E in un domani non troppo lontano potrebbero proliferare in ogni grande città le dark kitchen (cucine professionali senza ristoranti e senza posti a sedere, pensate esclusivamente per preparare piatti destinati alla consegna) potrebbe diffondersi nelle. Nel 2030, secondo un recentissimo studio della banca svizzera Ubs, il business mondiale della food delivery potrebbe passare, in una prima ipotesi di scenario, dagli attuali 35 miliardi di dollari ai 365 miliardi, in virtù di un crollo dei costi di trasporto per via del maggior ricorso ai droni (ma in un’ipotesi più contenuta, potrebbe raggiungere un business di 85 miliardi di dollari, arrivando comunque a raddoppiare il proprio business).

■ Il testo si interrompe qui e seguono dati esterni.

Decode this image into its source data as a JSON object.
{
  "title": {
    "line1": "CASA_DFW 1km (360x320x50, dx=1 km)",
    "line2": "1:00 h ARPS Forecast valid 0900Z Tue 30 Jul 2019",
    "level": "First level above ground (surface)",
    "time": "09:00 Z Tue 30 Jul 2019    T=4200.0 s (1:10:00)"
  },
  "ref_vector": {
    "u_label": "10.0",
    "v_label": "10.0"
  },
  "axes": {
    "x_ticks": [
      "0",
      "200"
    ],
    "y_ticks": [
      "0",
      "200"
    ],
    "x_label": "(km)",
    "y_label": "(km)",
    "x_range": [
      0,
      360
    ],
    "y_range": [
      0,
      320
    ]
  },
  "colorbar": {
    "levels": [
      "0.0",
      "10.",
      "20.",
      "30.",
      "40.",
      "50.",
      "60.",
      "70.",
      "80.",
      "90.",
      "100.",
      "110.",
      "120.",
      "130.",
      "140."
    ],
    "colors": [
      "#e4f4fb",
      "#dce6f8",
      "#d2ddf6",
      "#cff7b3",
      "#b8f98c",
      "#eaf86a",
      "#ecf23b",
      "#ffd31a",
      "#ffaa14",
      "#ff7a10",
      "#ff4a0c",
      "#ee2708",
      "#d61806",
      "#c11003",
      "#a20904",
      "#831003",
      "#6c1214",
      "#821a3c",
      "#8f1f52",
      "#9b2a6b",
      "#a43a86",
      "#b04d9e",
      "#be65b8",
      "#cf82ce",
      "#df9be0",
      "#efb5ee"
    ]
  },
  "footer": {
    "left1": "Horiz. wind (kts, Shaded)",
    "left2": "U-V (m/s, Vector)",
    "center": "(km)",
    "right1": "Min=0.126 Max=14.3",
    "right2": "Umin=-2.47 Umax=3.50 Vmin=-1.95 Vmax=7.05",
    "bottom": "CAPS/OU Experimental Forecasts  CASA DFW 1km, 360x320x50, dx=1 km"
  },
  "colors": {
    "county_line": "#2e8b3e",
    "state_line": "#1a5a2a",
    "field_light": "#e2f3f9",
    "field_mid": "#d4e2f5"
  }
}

In ogni caso, per l’industria agroalimentare, la crescita passa dalle esportazioni. Le aziende del futuro dovranno sempre più intercettare i consumi dei Paesi emergenti poiché siamo in qualche modo saturi del mercato estero. Secondo i dati diffusi dall’Instituto San Telmo, l’80% delle esportazioni agroalimentari europee è attualmente rivolto ai Paesi sviluppati, che però saranno quelli in cui la crescita della popolazione, e di conseguenza dei consumi, sarà molto più contenuta rispetto ai Paesi emergenti. Mentre infatti il potere d’acquisto dei Paesi sviluppati passerà nel 2025 dagli attuali 26 a 34 trilioni di dollari, i mercati emergenti conosceranno una crescita esponenziale, passando da 12 a 30 trilioni di dollari.
Sulla via dell’export e dell’internazionalizzazione, però, è necessario fare più sistema. Qualcosa si è mosso rispetto agli scorsi anni, ma servono maggiori sforzi per accompagnare le imprese sia investendo su comunicazione all’estero, riuscendo a essere più presenti sugli scaffali della Gdo internazionale. Fondamentale, però, la tutela dei prodotti veramente italiani. Il mondo ha fame di made in Italy. L’Italian Sounding crea danni al nostro agroalimentare per oltre 75 miliardi di euro (Centro Studi Confcooperative). Nei prossimi 3 anni l’innovazione spingerà l’export agroalimentare di 15 miliardi di euro.